I haven't seen this on any other bot, the code itself seems fine (though first time reading it myself) and if I remove -mllvm -aarch64-sve-vector-bits-min=512 the build works. So I assume what's happening is something is being vectorised incorrectly, or doing so is uncovering a different issue. It could be particular to SVE.

Obviously "build all of llvm and some of clang" isn't a great reproducer so I'm going to see if I can emit some vectorisation info with the names/locations of the functions that were previously not vectorised and now are.

Any other ideas welcome.

Any other ideas welcome.

@DavidSpickett - I took a skim through the SVE code to see if anything obvious fell out, but I didn't spot anything. Unfortunately, you've got a combination of an architecture I'm unfamiliar with, and an IR feature I'm unfamiliar with. I don't think I'll be able to help you much without a reproducer and some context.

A couple ideas for you:

  1. If you use smaller min bit widths, do you still see the problem?
  2. Does setting that flag change the number of loops which get vectorizer? If not, it must change *how* they get vectorized.
  3. Is there a known bug with scalable vectorization and epilogue loops? This change causes a lot more epilogue loops to be generated.
  4. If you change the control knob for preferring fixed vs scalable with SVE registers, does the symptom change?

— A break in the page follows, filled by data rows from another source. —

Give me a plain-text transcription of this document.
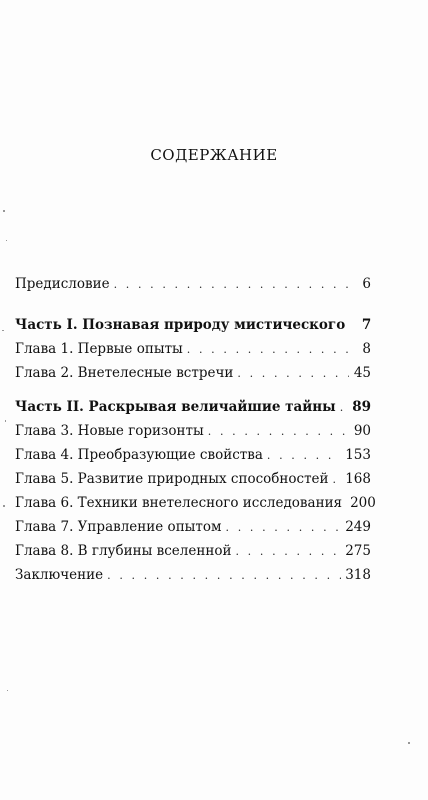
СОДЕРЖАНИЕ
Предисловие . . .	6
Часть I. Познавая природу мистического	7
Глава 1. Первые опыты . . .	8
Глава 2. Внетелесные встречи . . .	45
Часть II. Раскрывая величайшие тайны . . . 89
Глава 3. Новые горизонты . . .	90
Глава 4. Преобразующие свойства . . .	153
Глава 5. Развитие природных способностей . . . 168
Глава 6. Техники внетелесного исследования 200
Глава 7. Управление опытом . . .	249
Глава 8. В глубины вселенной . . .	275
Заключение . . .	318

Does setting that flag change the number of loops which get vectorizer? If not, it must change *how* they get vectorized.

I found a single loop in StringRef::find was vectorised with this patch applied. I've opened https://bugs.llvm.org/show_bug.cgi?id=51182 to track me investigating that.

That doesn't tell us if it's an SVE specific issue so I will look at the IR produced then at the SVE assembly itself, with some of the steps you suggested.

Oh and I'll update the bot to workaround this issue until we can find the cause.